Gustavo PÉrez Firmat

from: HAVANA HABIT (2010)

In You'll Never Get Rich (1941), the first of two musicals in which Fred Astaire teamed up with Rita Hayworth, Fred plays a Broadway dance director who agrees to put on a show at the army base where he is stationed. During the rehearsal, he instructs the stagehands: "I want a tree right here"--and a fake palm tree appears; "Bring me a house"--and a Spanish-style facade slides onto the stage; "Boys, now I want an ocean"--and the boys bring in the backdrop: a large image of the entrance to Havana harbor as viewed from the seaside avenue called El Malecón. Once the scenery is in place, Rita Hayworth appears, looking señorita-lovely in a sheer black dress with a ruffled skirt. Leaning against the palm tree, Fred launches into Cole Porter's "So Near and Yet So Far," whose lyric seems to allude both to Rita and to Havana. After Fred sings, he and Rita dance the most elegant rumba ever captured on film (fig. 1).

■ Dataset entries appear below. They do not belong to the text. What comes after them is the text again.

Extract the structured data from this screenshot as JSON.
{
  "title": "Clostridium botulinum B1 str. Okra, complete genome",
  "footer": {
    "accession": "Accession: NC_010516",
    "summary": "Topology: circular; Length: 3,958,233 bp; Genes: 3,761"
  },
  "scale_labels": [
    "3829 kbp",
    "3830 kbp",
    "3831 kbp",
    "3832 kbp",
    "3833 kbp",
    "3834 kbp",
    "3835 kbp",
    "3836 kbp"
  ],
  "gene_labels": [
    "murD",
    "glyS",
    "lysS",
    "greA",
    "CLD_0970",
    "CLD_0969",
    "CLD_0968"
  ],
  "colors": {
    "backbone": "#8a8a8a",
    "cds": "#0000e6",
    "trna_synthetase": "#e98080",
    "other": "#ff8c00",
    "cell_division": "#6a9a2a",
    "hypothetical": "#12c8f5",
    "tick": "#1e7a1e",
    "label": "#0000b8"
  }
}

Fred's creation of a mock Havana in a movie that otherwise has nothing to do with Cuba--he is about to be shipped off to Panama--not only puts on display American perceptions about Latin America--rhythmic, romantic, fickle--but illustrates the centrality of Cuba to these perceptions. No other Latin American nation has left as pervasive an imprint on this country's cultural landscape as that long island in the Caribbean. Jon Lee Anderson, the author of a book about Che Guevara, puts it this way: "I think Cuba is part of our psyche, our own historical landscape, and it inhabits part of our imagination as no other place does."1 Anderson is right. Few nations anywhere have enjoyed--and endured as close a relationship with the United States. For more than two centuries, the two countries have been linked by what William McKinley in 1899 termed "ties of singular intimacy," a close but contentious relationship that has produced rapprochements, disappointments, misunderstandings, embargos, embarques, and, every once in a while, a military occupation. If Cubans have always regarded los americanos with a mixture of fascination, fear, lust, disdain, and envy, Americans, for their part, have looked on Cubans with mixed feelings of their own. Ever since John Quincy Adams compared the island to an apple ready to drop into the lap of the United States, Cuba has been the object, and sometimes the target, of American desires. For Americans, Cuba has been both mirror and mirage: a magnified reflection of domestic anxieties as well as a beckoning oasis of otherness.